The doctoral degree program in special education at Boston University is designed to increase and expand the knowledge and skills of enrolled graduate students to assume roles as leaders in the field as teacher educators, program administrators, and researchers. It is recognized that to do so requires a deliberate course of study, including coursework in a specific content area, and research and active immersion in the community of student and faculty scholars within the program and throughout the School of Education, the University, and the profession. Doctoral students enrolled in the special education doctoral program pursue one of three specializations. These specializations are:

  • Teaching and Learning with a focus on moderate or severe disabilities
  • Student Support with a focus on students with emotional and behavioral disorders or social work and disability
  • Policy and Program Administration for individuals with disabilities

Students work closely with SED faculty as research, teaching, and/or graduate assistants as they work to augment their knowledge and skills through their coursework, residency, and research.

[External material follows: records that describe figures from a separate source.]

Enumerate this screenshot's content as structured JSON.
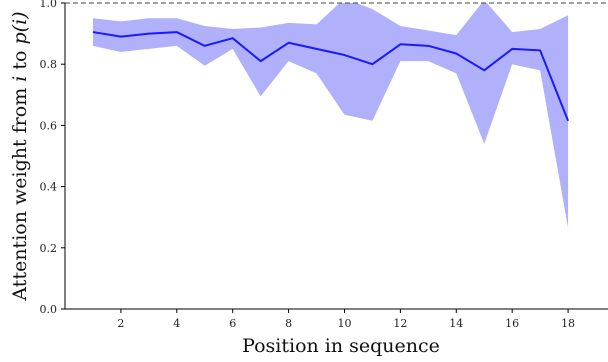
{
  "chart_data": {
    "type": "line",
    "xlabel": "Position in sequence",
    "ylabel": "Attention weight from i to p(i)",
    "xlim": [
      0,
      19.5
    ],
    "ylim": [
      0.0,
      1.0
    ],
    "x_ticks": [
      2,
      4,
      6,
      8,
      10,
      12,
      14,
      16,
      18
    ],
    "y_ticks": [
      0.0,
      0.2,
      0.4,
      0.6,
      0.8,
      1.0
    ],
    "x_tick_labels": [
      "2",
      "4",
      "6",
      "8",
      "10",
      "12",
      "14",
      "16",
      "18"
    ],
    "y_tick_labels": [
      "0.0",
      "0.2",
      "0.4",
      "0.6",
      "0.8",
      "1.0"
    ],
    "grid": false,
    "reference_line": {
      "y": 1.0,
      "style": "dashed"
    },
    "series": [
      {
        "x": [
          1,
          2,
          3,
          4,
          5,
          6,
          7,
          8,
          9,
          10,
          11,
          12,
          13,
          14,
          15,
          16,
          17,
          18
        ],
        "values": [
          0.905,
          0.89,
          0.9,
          0.905,
          0.86,
          0.885,
          0.81,
          0.87,
          0.85,
          0.83,
          0.8,
          0.865,
          0.86,
          0.835,
          0.78,
          0.85,
          0.845,
          0.615
        ],
        "lower": [
          0.86,
          0.84,
          0.85,
          0.86,
          0.795,
          0.85,
          0.695,
          0.81,
          0.77,
          0.635,
          0.615,
          0.81,
          0.81,
          0.77,
          0.54,
          0.8,
          0.78,
          0.265
        ],
        "upper": [
          0.95,
          0.94,
          0.95,
          0.95,
          0.925,
          0.915,
          0.92,
          0.935,
          0.93,
          1.015,
          0.98,
          0.925,
          0.91,
          0.895,
          1.01,
          0.905,
          0.915,
          0.96
        ],
        "line_color": "#1a1aff",
        "band_color": "#8f8ffa"
      }
    ]
  }
}
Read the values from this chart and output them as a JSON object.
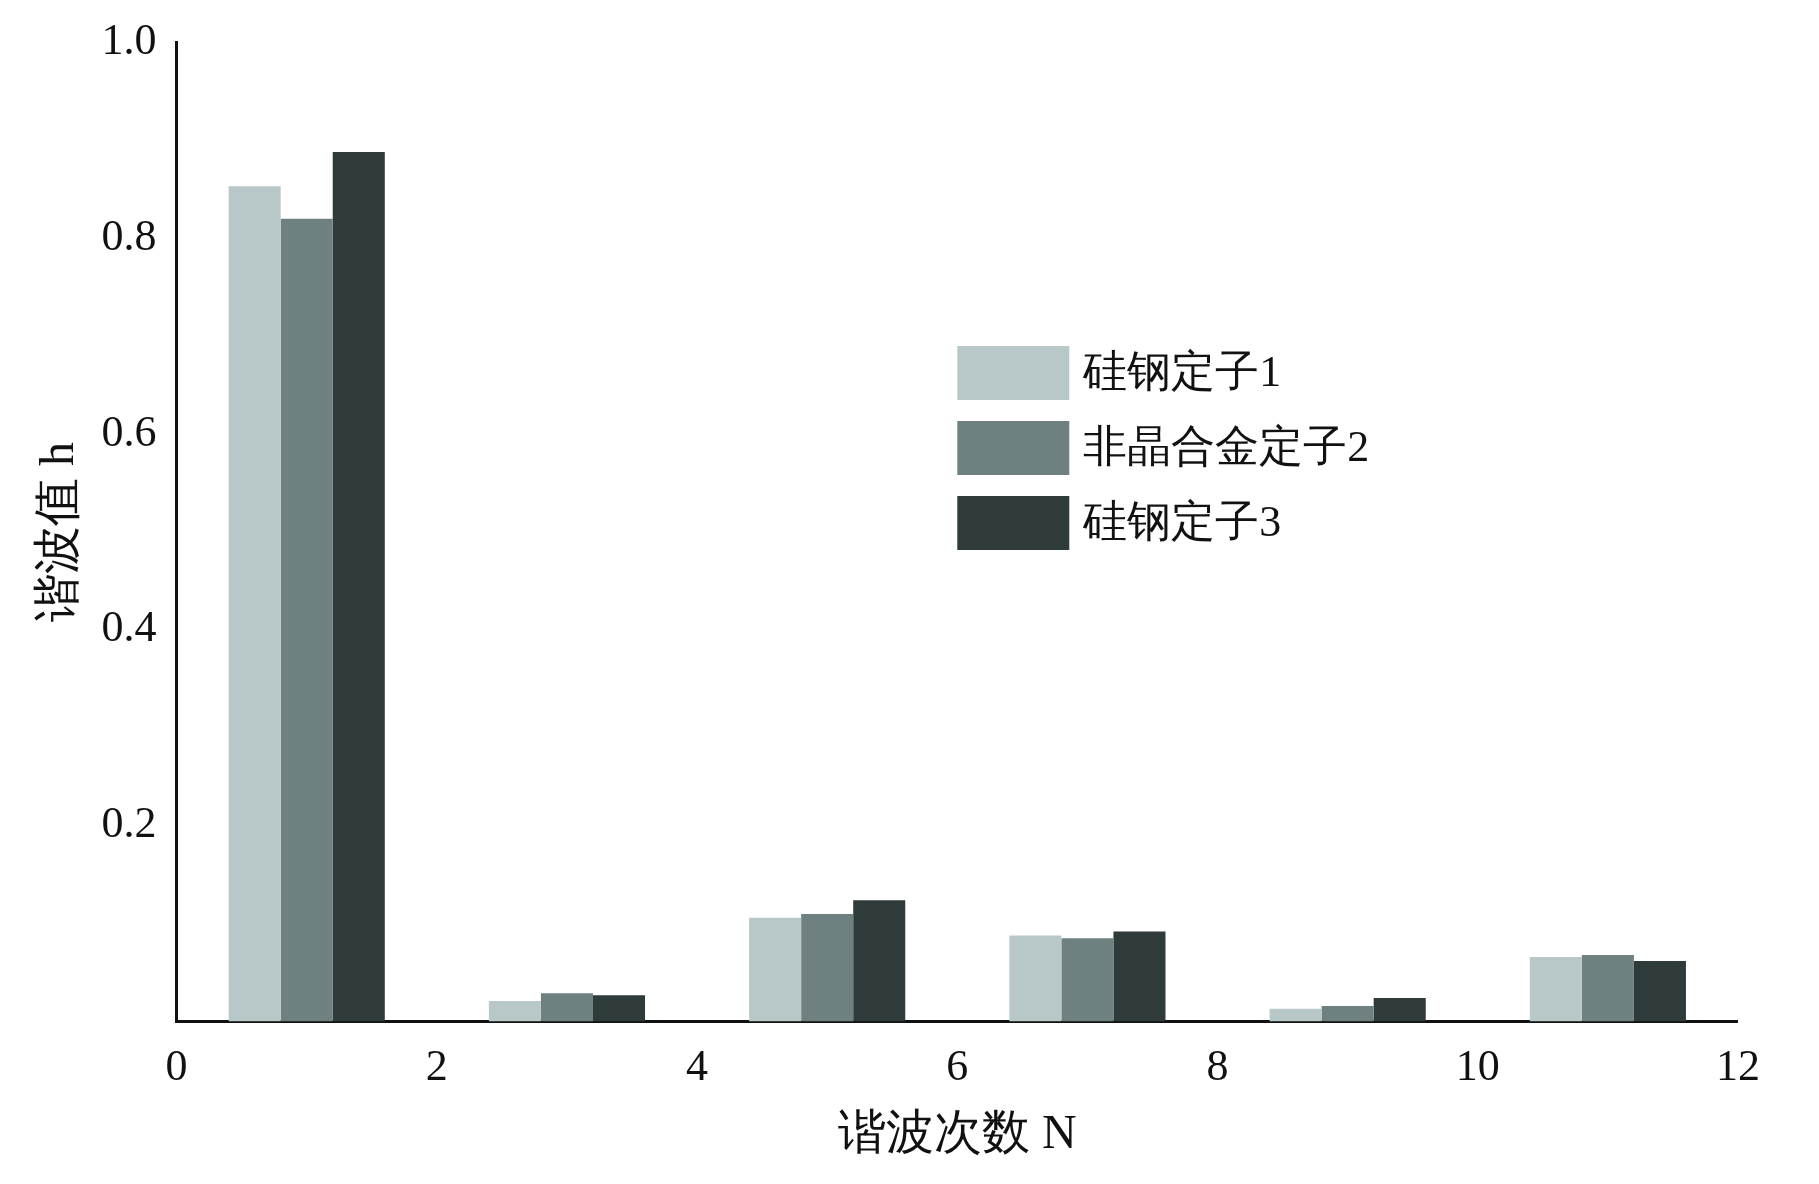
{
  "chart_data": {
    "type": "bar",
    "xlabel": "谐波次数 N",
    "ylabel": "谐波值 h",
    "x": [
      1,
      3,
      5,
      7,
      9,
      11
    ],
    "series": [
      {
        "name": "硅钢定子1",
        "color": "#b8c8c8",
        "values": [
          0.853,
          0.021,
          0.106,
          0.088,
          0.013,
          0.066
        ]
      },
      {
        "name": "非晶合金定子2",
        "color": "#6e8080",
        "values": [
          0.82,
          0.029,
          0.11,
          0.085,
          0.016,
          0.068
        ]
      },
      {
        "name": "硅钢定子3",
        "color": "#2f3a3a",
        "values": [
          0.888,
          0.027,
          0.124,
          0.092,
          0.024,
          0.062
        ]
      }
    ],
    "xlim": [
      0,
      12
    ],
    "xticks": [
      0,
      2,
      4,
      6,
      8,
      10,
      12
    ],
    "ylim": [
      0,
      1
    ],
    "yticks": [
      0.2,
      0.4,
      0.6,
      0.8,
      {
        "value": 1,
        "label": "1.0"
      }
    ],
    "grid": false,
    "legend": "right"
  }
}
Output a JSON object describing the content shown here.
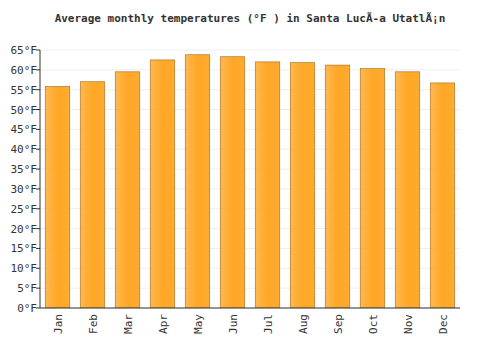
{
  "chart_data": {
    "type": "bar",
    "title": "Average monthly temperatures (°F ) in Santa LucÃ-a UtatlÃ¡n",
    "categories": [
      "Jan",
      "Feb",
      "Mar",
      "Apr",
      "May",
      "Jun",
      "Jul",
      "Aug",
      "Sep",
      "Oct",
      "Nov",
      "Dec"
    ],
    "values": [
      55.8,
      57,
      59.5,
      62.5,
      63.8,
      63.3,
      62,
      61.8,
      61.2,
      60.3,
      59.5,
      56.7
    ],
    "color": "#ffa726",
    "ylim": [
      0,
      65
    ],
    "yticks": [
      {
        "value": 0,
        "label": "0°F"
      },
      {
        "value": 5,
        "label": "5°F"
      },
      {
        "value": 10,
        "label": "10°F"
      },
      {
        "value": 15,
        "label": "15°F"
      },
      {
        "value": 20,
        "label": "20°F"
      },
      {
        "value": 25,
        "label": "25°F"
      },
      {
        "value": 30,
        "label": "30°F"
      },
      {
        "value": 35,
        "label": "35°F"
      },
      {
        "value": 40,
        "label": "40°F"
      },
      {
        "value": 45,
        "label": "45°F"
      },
      {
        "value": 50,
        "label": "50°F"
      },
      {
        "value": 55,
        "label": "55°F"
      },
      {
        "value": 60,
        "label": "60°F"
      },
      {
        "value": 65,
        "label": "65°F"
      }
    ],
    "grid": true
  }
}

The minimum credit requirement for a doctorate is 60 credits that includes:

  • 48 credits of coursework, including a minimum of three research courses. The remaining coursework is jointly determined between the faculty advisor and student.
  • 12 credits of dissertation hours

Residency Requirement

Students must meet a residency requirement of two consecutive semesters of 12 credits of coursework each semester. (The residency requirement can be fulfilled during any period of the student’s matriculation, e.g., Fall/Spring, Spring/Summer, or Summer/Fall.) Twelve or more credits earned in two summer sessions constitute a summer semester.

Comprehensive Examinations

Successful doctoral students complete comprehensive examination projects to demonstrate their depth and breadth of understanding of the field. The examinations are three projects jointly determined by the student and the comprehension committee, including the program advisor.


After successful completion of the Comprehensive Examination, students propose and conduct dissertation research designed to answer an important question related to the education of children and youth with disabilities.